South Korean scientists recently published data showing that novel, cell-penetrating antibodies targeting the RAS gene family, produce anti-tumor activity in mice.

The RAS gene family is one of the most commonly mutated oncogenes, or a gene that has the potential to cause cancer, and is involved in about 30 percent of all human cancers.

Researchers have been attempting to develop therapies that target RAS for more than 30 years, but have been largely unsuccessful.

“Discovered nearly 35 years ago, the mutant RAS protein has been considered a highly-validated cancer drug target, but also has a reputation as being undruggable,” Yong Sung Kim, Ph.D., principle investigator on the recent paper, co-founder of Orum Therapeutics, and professor in the Department of Molecular Science and Technology at Ajou University in Korea, said in a prepared statement.

Orum Therapeutics is a private biotech company developing a new class of therapeutic antibodies to treat severe genetic diseases and cancer.  The company along with scientists at Ajou University developed a novel monoclonal antibody called RT11-i, which is internalized by the cell and directly targets the activated form of RAS.

Along with playing a part in tumor formation, tumors with activating RAS mutations often don’t respond to current treatment options, such as the EGFR-targeting drug, cetuximab.

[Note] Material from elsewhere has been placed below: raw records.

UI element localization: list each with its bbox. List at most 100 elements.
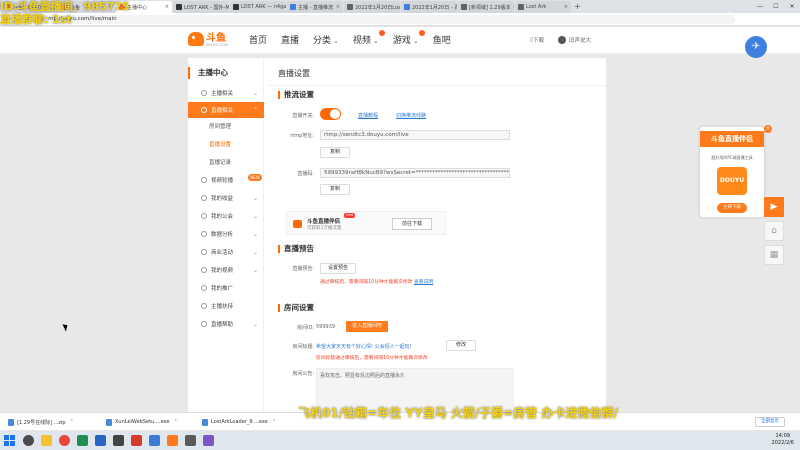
home-icon[interactable]: ⌂ (764, 221, 784, 241)
sidebar-subitem-live-settings[interactable]: 直播设置 (188, 137, 264, 153)
stream-code-field[interactable]: 5999339raHBkNucB9?wsSecret=*************… (320, 168, 510, 178)
sidebar-item-anchor-support[interactable]: 主播扶持 (188, 298, 264, 314)
chevron-up-icon[interactable]: ⌃ (173, 419, 177, 425)
sidebar-item-label: 视频轮播 (211, 178, 234, 184)
sidebar-item-data-analysis[interactable]: 数据分析 ⌄ (188, 226, 264, 242)
browser-tab[interactable]: 主播 - 直播推流 × (287, 1, 343, 13)
nav-item[interactable]: 首页 (249, 33, 267, 46)
browser-tab[interactable]: [新领域] 1.29版本× (458, 1, 514, 13)
nav-item[interactable]: 分类 (313, 33, 339, 46)
system-clock[interactable]: 14:09 2022/2/6 (772, 433, 794, 447)
chevron-up-icon[interactable]: ⌃ (272, 419, 276, 425)
sidebar-item-label: 商业活动 (211, 250, 234, 256)
app-icon[interactable] (113, 435, 124, 446)
tab-title: 主播中心 (127, 4, 148, 11)
room-id-value: 599939 (316, 324, 336, 330)
nav-item-label: 视频 (352, 36, 371, 46)
sidebar-subitem-live-records[interactable]: 直播记录 (188, 155, 264, 171)
taskbar: 14:09 2022/2/6 (0, 431, 800, 450)
promo-download-button[interactable]: 立即下载 (717, 203, 747, 213)
live-switch-toggle[interactable] (320, 108, 341, 120)
set-notice-button[interactable]: 设置预告 (320, 263, 356, 274)
app-icon[interactable] (149, 435, 160, 446)
browser-tab[interactable]: 2022年1月20日 - 百度× (401, 1, 457, 13)
app-icon[interactable] (185, 435, 196, 446)
room-title-value[interactable]: 希望大家天天有个好心情! 公会招人一起玩! (316, 343, 412, 350)
douyu-taskbar-icon[interactable] (167, 435, 178, 446)
sidebar-item-my-earnings[interactable]: 我的收益 ⌄ (188, 190, 264, 206)
chrome-icon[interactable] (59, 435, 70, 446)
download-link[interactable]: 下载 (533, 36, 544, 44)
new-tab-button[interactable]: + (574, 1, 581, 13)
sidebar-item-my-videos[interactable]: 我的视频 ⌄ (188, 262, 264, 278)
play-icon[interactable]: ▶ (764, 197, 784, 217)
mouse-cursor-icon (62, 322, 70, 332)
url-input[interactable]: 🔒 mp.douyu.com/live/main (35, 14, 735, 24)
maximize-button[interactable]: ☐ (768, 3, 784, 10)
qr-code-icon[interactable]: ▦ (764, 245, 784, 265)
nav-item[interactable]: 直播 (281, 33, 299, 46)
modify-title-button[interactable]: 修改 (446, 340, 476, 351)
sidebar-item-live-help[interactable]: 直播帮助 ⌄ (188, 316, 264, 332)
download-item[interactable]: [1.29号在线际] ...zip ⌃ (8, 417, 74, 427)
file-icon (106, 418, 112, 426)
nav-item[interactable]: 游戏 (393, 30, 425, 46)
browser-tab[interactable]: Lost Ark × (515, 1, 571, 13)
view-explanation-link[interactable]: 查看说明 (414, 280, 433, 285)
windows-start-icon[interactable] (4, 435, 15, 446)
header-right: ▯ 下载 旧声说大 (530, 36, 591, 44)
close-tab-icon[interactable]: × (562, 4, 568, 10)
switch-line-link[interactable]: 切换推流线路 (396, 112, 426, 119)
download-item[interactable]: XunLeiWebSetu....exe ⌃ (106, 417, 178, 427)
browser-tab[interactable]: LOST ARK — n4gaming× (230, 1, 286, 13)
close-tab-icon[interactable]: × (334, 4, 340, 10)
sidebar-subitem-room-manage[interactable]: 房间管理 (188, 119, 264, 135)
bird-float-icon[interactable]: ✈ (745, 36, 767, 58)
download-item[interactable]: LostArkLoader_9....exe ⌃ (202, 417, 276, 427)
chevron-up-icon[interactable]: ⌃ (70, 419, 74, 425)
username[interactable]: 旧声说大 (569, 36, 591, 44)
sidebar-item-label: 我的收益 (211, 196, 234, 202)
chevron-down-icon: ⌄ (252, 194, 258, 202)
copy-code-button[interactable]: 复制 (320, 184, 350, 195)
sidebar-item-business-events[interactable]: 商业活动 ⌄ (188, 244, 264, 260)
live-tutorial-link[interactable]: 直播教程 (358, 112, 378, 119)
folder-icon[interactable] (41, 435, 52, 446)
search-icon[interactable] (23, 435, 34, 446)
tab-title: 2022年1月20日Lost Ark (355, 4, 400, 11)
close-window-button[interactable]: ✕ (784, 3, 800, 10)
close-tab-icon[interactable]: × (511, 4, 514, 10)
nav-item[interactable]: 视频 (352, 30, 385, 46)
video-icon (201, 177, 207, 183)
download-filename: LostArkLoader_9....exe (211, 419, 268, 425)
close-tab-icon[interactable]: × (163, 4, 169, 10)
app-icon[interactable] (203, 435, 214, 446)
announcement-label: 房间公告: (292, 371, 314, 377)
copy-rtmp-button[interactable]: 复制 (320, 147, 350, 158)
enter-room-button[interactable]: 进入直播间吧 (346, 321, 388, 332)
douyu-logo[interactable]: 斗鱼 DOUYU.COM (188, 32, 228, 47)
tab-title: Lost Ark (526, 4, 547, 10)
sidebar-item-live-related[interactable]: 直播相关 ⌃ (188, 102, 264, 118)
close-icon[interactable]: × (764, 125, 772, 133)
nav-item[interactable]: 鱼吧 (433, 33, 451, 46)
app-icon[interactable] (131, 435, 142, 446)
room-id-label: 房间ID: (296, 325, 314, 331)
avatar[interactable] (558, 36, 567, 44)
chevron-down-icon: ⌄ (252, 320, 258, 328)
sidebar-item-anchor-related[interactable]: 主播相关 ⌄ (188, 85, 264, 101)
app-icon[interactable] (95, 435, 106, 446)
minimize-button[interactable]: — (752, 3, 768, 10)
chevron-down-icon: ⌄ (252, 212, 258, 220)
room-title-label: 房间标题: (292, 344, 314, 350)
sidebar-item-my-guild[interactable]: 我的公会 ⌄ (188, 208, 264, 224)
rtmp-address-field[interactable]: rtmp://sendtc3.douyu.com/live (320, 130, 510, 140)
sidebar-item-my-promotion[interactable]: 我的推广 (188, 280, 264, 296)
notice-warning-text: 通过审核后，需要间隔10分钟才能再次修改 (320, 280, 413, 285)
app-icon[interactable] (77, 435, 88, 446)
shop-icon (201, 249, 207, 255)
browser-tab[interactable]: 2022年1月20日Lost Ark× (344, 1, 400, 13)
show-all-downloads-button[interactable]: 全部显示 (755, 417, 785, 427)
browser-tab[interactable]: LOST ARK - 国外-MMORPG× (173, 1, 229, 13)
go-download-button[interactable]: 前往下载 (392, 218, 432, 230)
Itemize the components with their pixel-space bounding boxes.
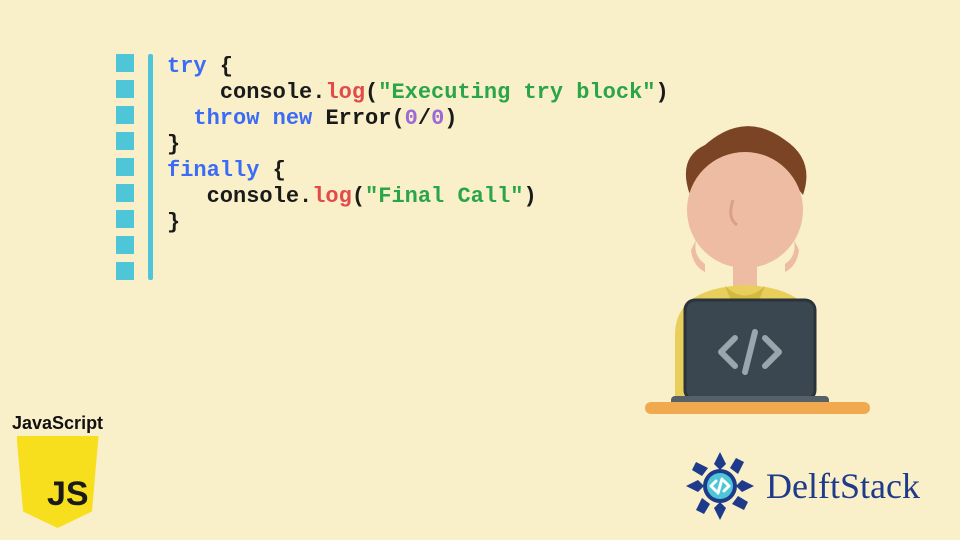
js-logo-label: JavaScript (12, 413, 103, 434)
face-icon (687, 152, 803, 268)
javascript-logo: JavaScript JS (12, 413, 103, 528)
gutter-bar (148, 54, 153, 280)
gutter-square (116, 106, 134, 124)
gutter-square (116, 262, 134, 280)
gutter-square (116, 210, 134, 228)
gutter-square (116, 132, 134, 150)
person-laptop-illustration (585, 100, 905, 420)
js-initials: JS (47, 475, 89, 514)
gutter-square (116, 80, 134, 98)
gutter-square (116, 236, 134, 254)
gutter-square (116, 184, 134, 202)
delftstack-text: DelftStack (766, 465, 920, 507)
js-shield-icon: JS (17, 436, 99, 528)
gutter-squares (116, 54, 134, 280)
gutter-square (116, 158, 134, 176)
gutter-square (116, 54, 134, 72)
delftstack-logo: DelftStack (684, 450, 920, 522)
desk (645, 402, 870, 414)
delftstack-emblem-icon (684, 450, 756, 522)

The new data, published May 10 in Nature Communications, showed the antibody bind specifically to activated RAS inside the cell and blocked interaction with effector proteins, inhibiting downstream oncogenic signaling.

The drug was shown to inhibit tumor growth in several xenograft models of tumor-bearing mice, and was well tolerated.

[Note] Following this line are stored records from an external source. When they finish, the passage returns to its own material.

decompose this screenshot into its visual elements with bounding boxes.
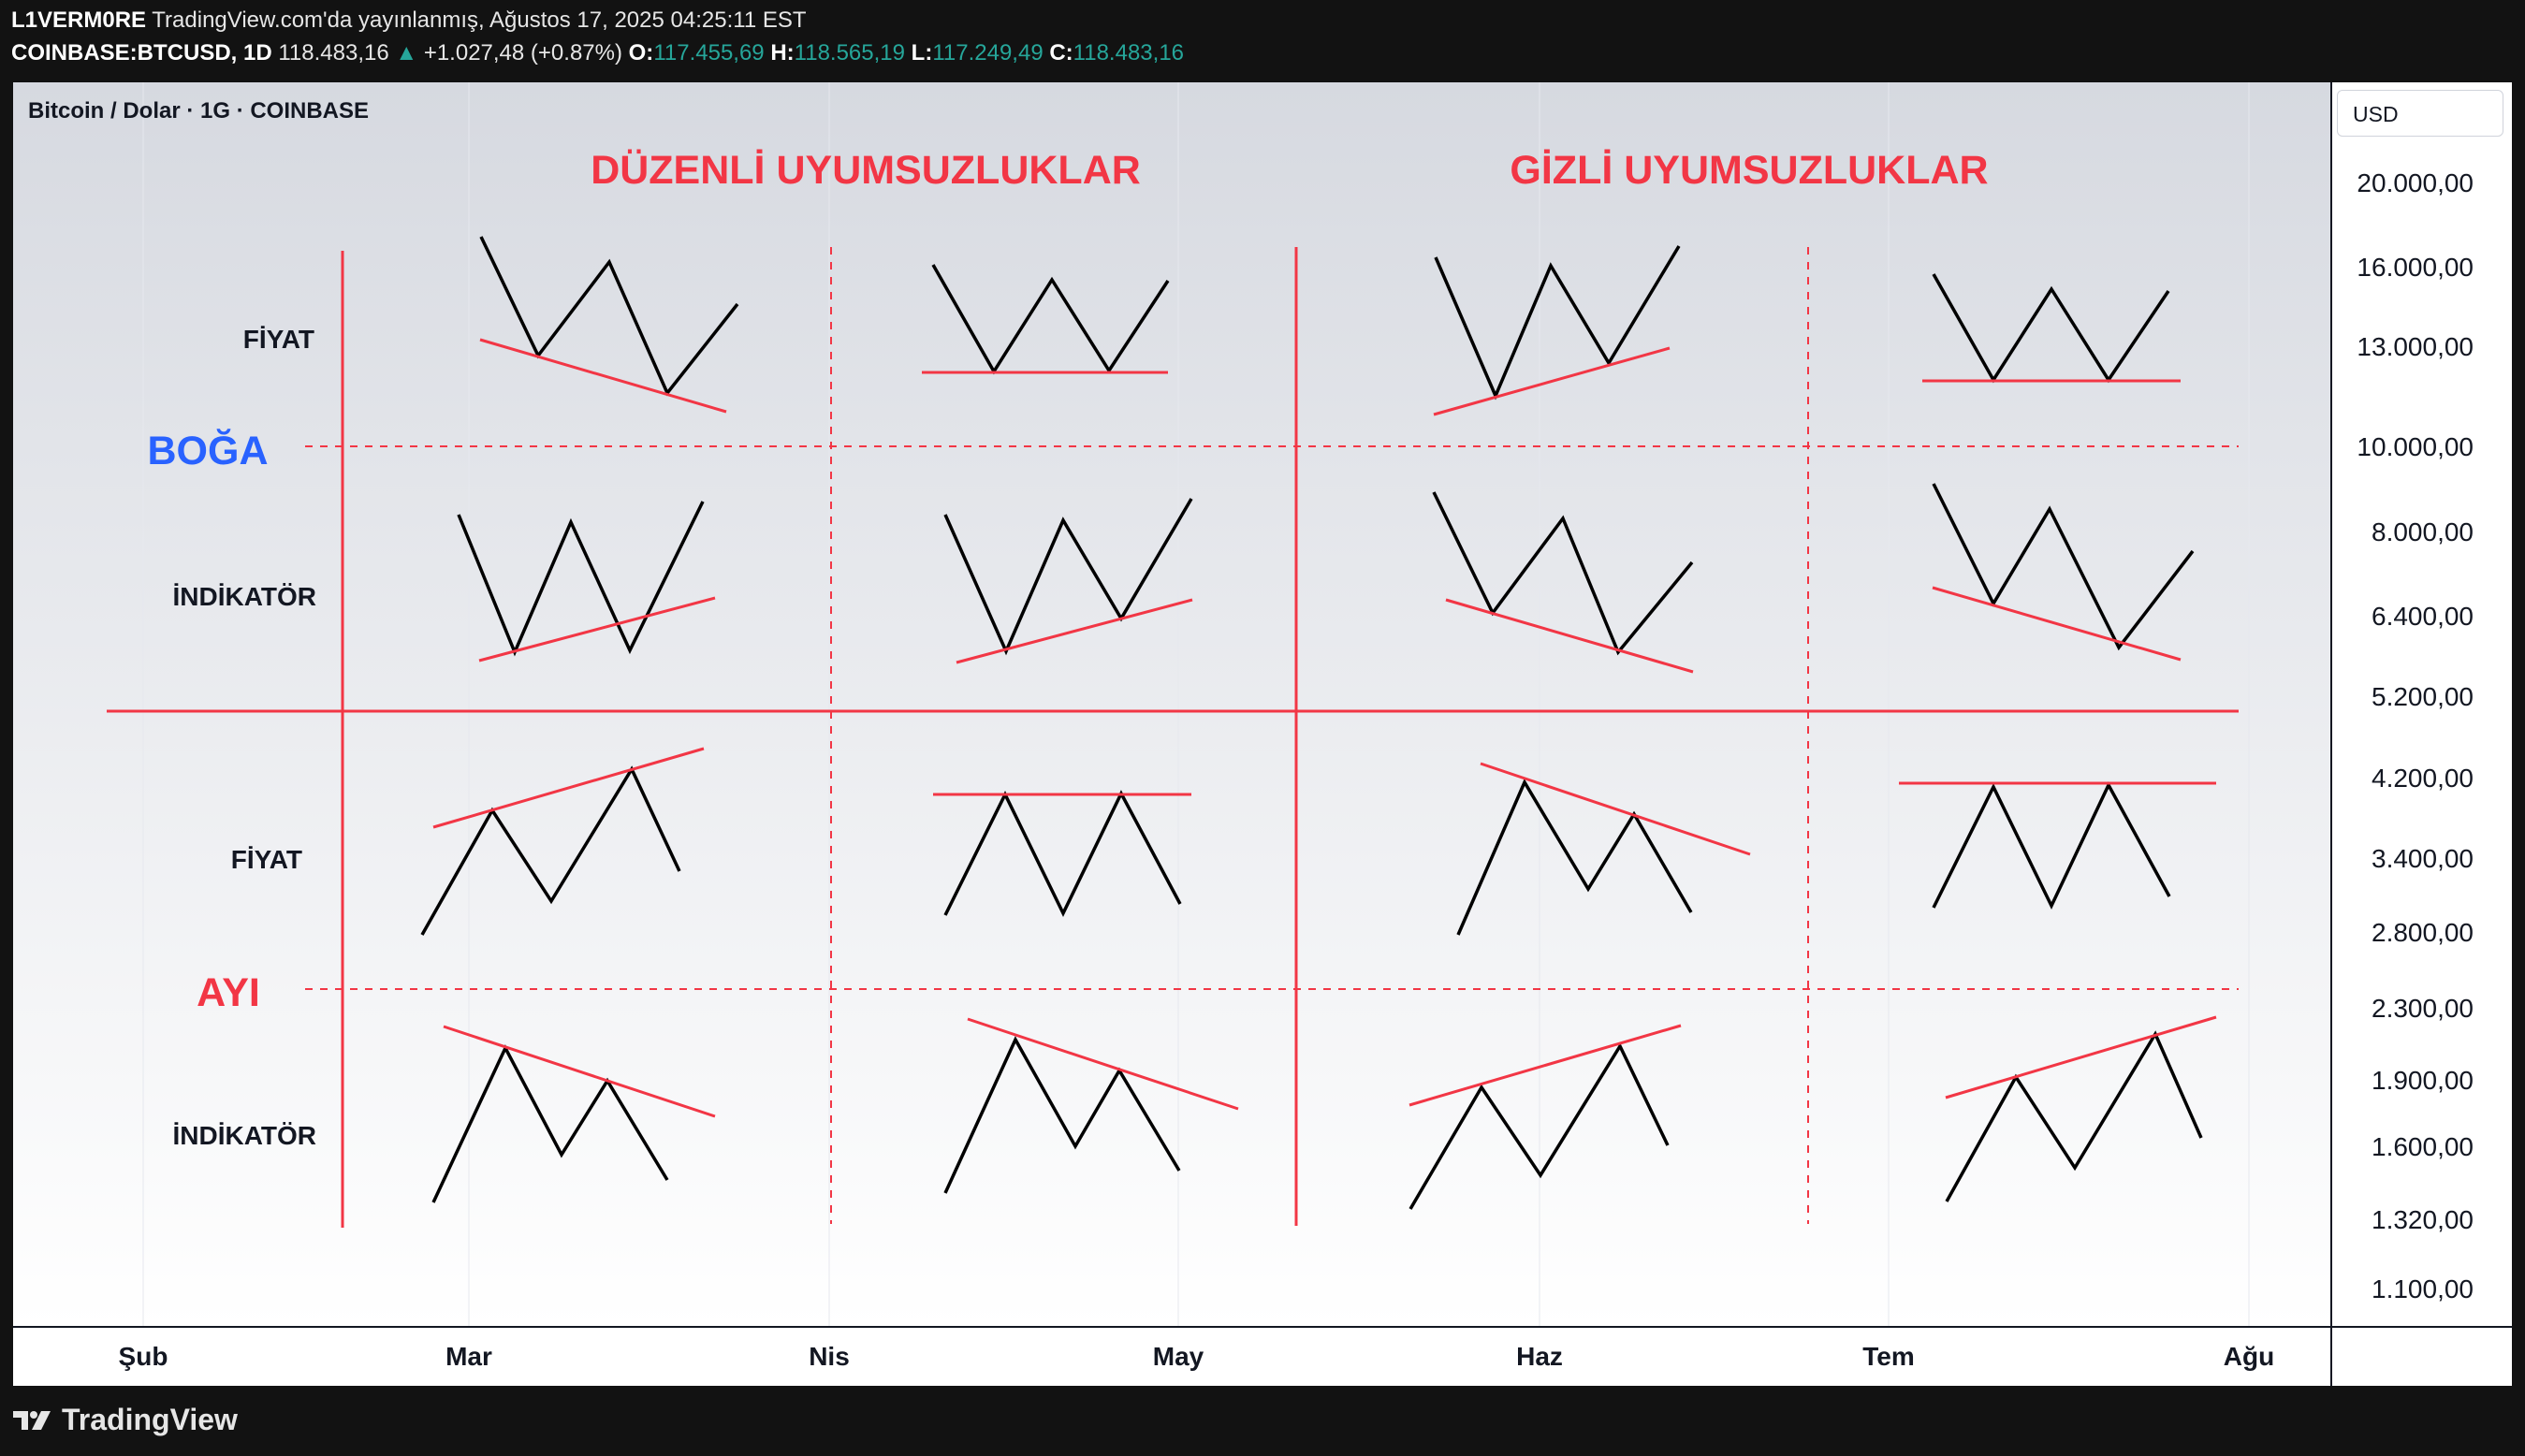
price-row-label: FİYAT bbox=[243, 325, 314, 354]
y-tick: 20.000,00 bbox=[2357, 168, 2474, 197]
indicator-row-label: İNDİKATÖR bbox=[173, 1121, 316, 1150]
x-tick: Haz bbox=[1516, 1342, 1563, 1371]
y-tick: 1.900,00 bbox=[2372, 1066, 2474, 1095]
x-tick: Mar bbox=[445, 1342, 492, 1371]
currency-selector[interactable]: USD bbox=[2337, 90, 2503, 137]
y-tick: 5.200,00 bbox=[2372, 682, 2474, 711]
y-tick: 3.400,00 bbox=[2372, 844, 2474, 873]
y-tick: 1.600,00 bbox=[2372, 1132, 2474, 1161]
tradingview-logo[interactable]: TradingView bbox=[13, 1403, 238, 1437]
bear-label: AYI bbox=[197, 970, 260, 1015]
bull-label: BOĞA bbox=[148, 429, 269, 473]
regular-divergence-title: DÜZENLİ UYUMSUZLUKLAR bbox=[591, 148, 1141, 193]
y-tick: 13.000,00 bbox=[2357, 332, 2474, 361]
x-tick: Şub bbox=[119, 1342, 168, 1371]
plot-background bbox=[13, 82, 2331, 1327]
x-tick: May bbox=[1153, 1342, 1204, 1371]
y-tick: 16.000,00 bbox=[2357, 253, 2474, 282]
brand-name: TradingView bbox=[62, 1403, 238, 1436]
y-tick: 2.300,00 bbox=[2372, 994, 2474, 1023]
chart-canvas[interactable]: 20.000,00 16.000,00 13.000,00 10.000,00 … bbox=[0, 0, 2525, 1456]
chart-title: Bitcoin / Dolar · 1G · COINBASE bbox=[28, 98, 370, 124]
y-tick: 8.000,00 bbox=[2372, 517, 2474, 546]
y-tick: 1.100,00 bbox=[2372, 1274, 2474, 1303]
tradingview-logo-icon bbox=[13, 1410, 51, 1430]
y-tick: 4.200,00 bbox=[2372, 764, 2474, 793]
y-tick: 10.000,00 bbox=[2357, 432, 2474, 461]
x-tick: Tem bbox=[1862, 1342, 1915, 1371]
x-tick: Ağu bbox=[2224, 1342, 2274, 1371]
indicator-row-label: İNDİKATÖR bbox=[173, 582, 316, 611]
y-tick: 6.400,00 bbox=[2372, 602, 2474, 631]
hidden-divergence-title: GİZLİ UYUMSUZLUKLAR bbox=[1510, 148, 1988, 193]
y-tick: 2.800,00 bbox=[2372, 918, 2474, 947]
price-axis[interactable]: 20.000,00 16.000,00 13.000,00 10.000,00 … bbox=[2357, 168, 2474, 1303]
y-tick: 1.320,00 bbox=[2372, 1205, 2474, 1234]
x-tick: Nis bbox=[809, 1342, 850, 1371]
price-row-label: FİYAT bbox=[231, 845, 302, 874]
time-axis[interactable]: Şub Mar Nis May Haz Tem Ağu bbox=[119, 1342, 2275, 1371]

“This data shows that with our cell penetrating antibody technology, we now have the ability to selectively inhibit activated RAS to achieve anti-tumor activity with a systemically administered monoclonal antibody,” Kim explained.

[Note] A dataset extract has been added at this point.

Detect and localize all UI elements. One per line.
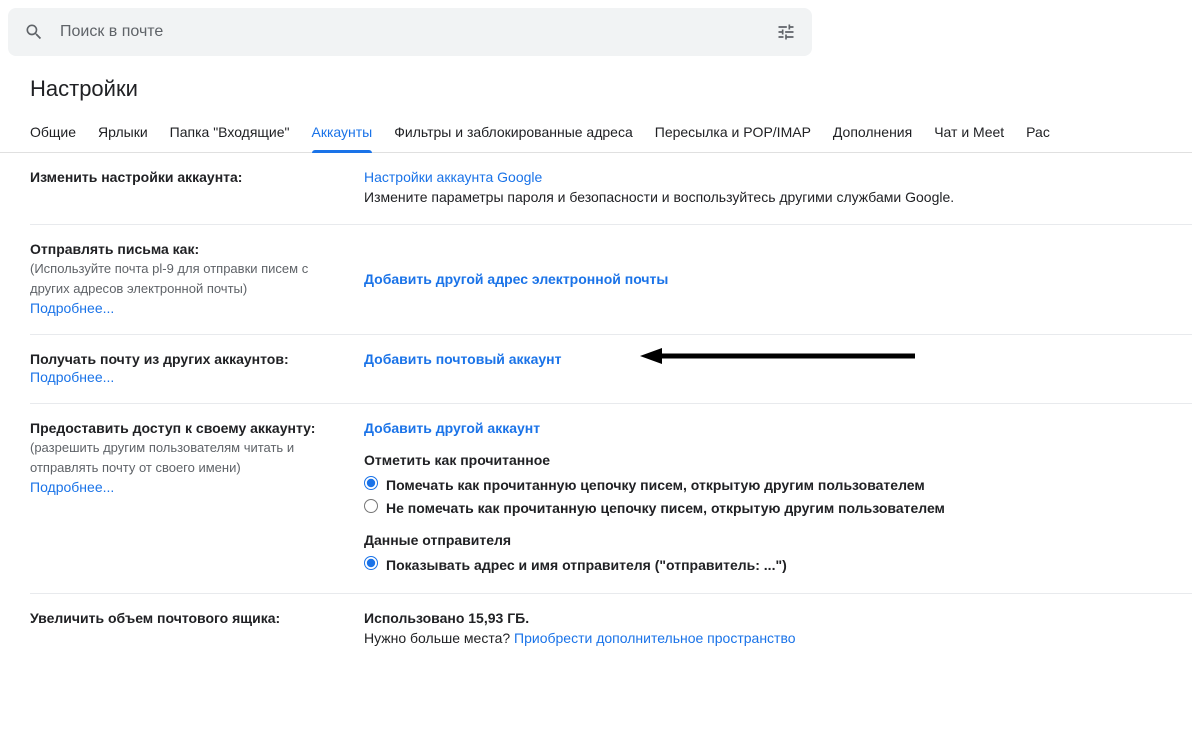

Patients with advanced colon cancer who have oncogenic RAS mutations might benefit from a combination of RT11-I and an anti-EGFR treatment, additional data from the study suggests.

Tests on a xenograft mouse model of colorectal cancer resistant to anti-EGFR therapy cetuximab, showed that doses of both the antibody and cetuximab caused the animals to overcome cetuximab resistance. 

“As an anti-cancer therapy, our cell penetrating antibodies are easy to produce, allow for systemic administration that is well tolerated, and have pharmacological properties,” Sung Joo Lee, Ph.D., co-founder and CEO or Orum Therapeutics said in a statement. “We believe this could be a very important first-in-class therapeutic for hard-to-treat pancreatic, colon, and non-small cell lung cancers.”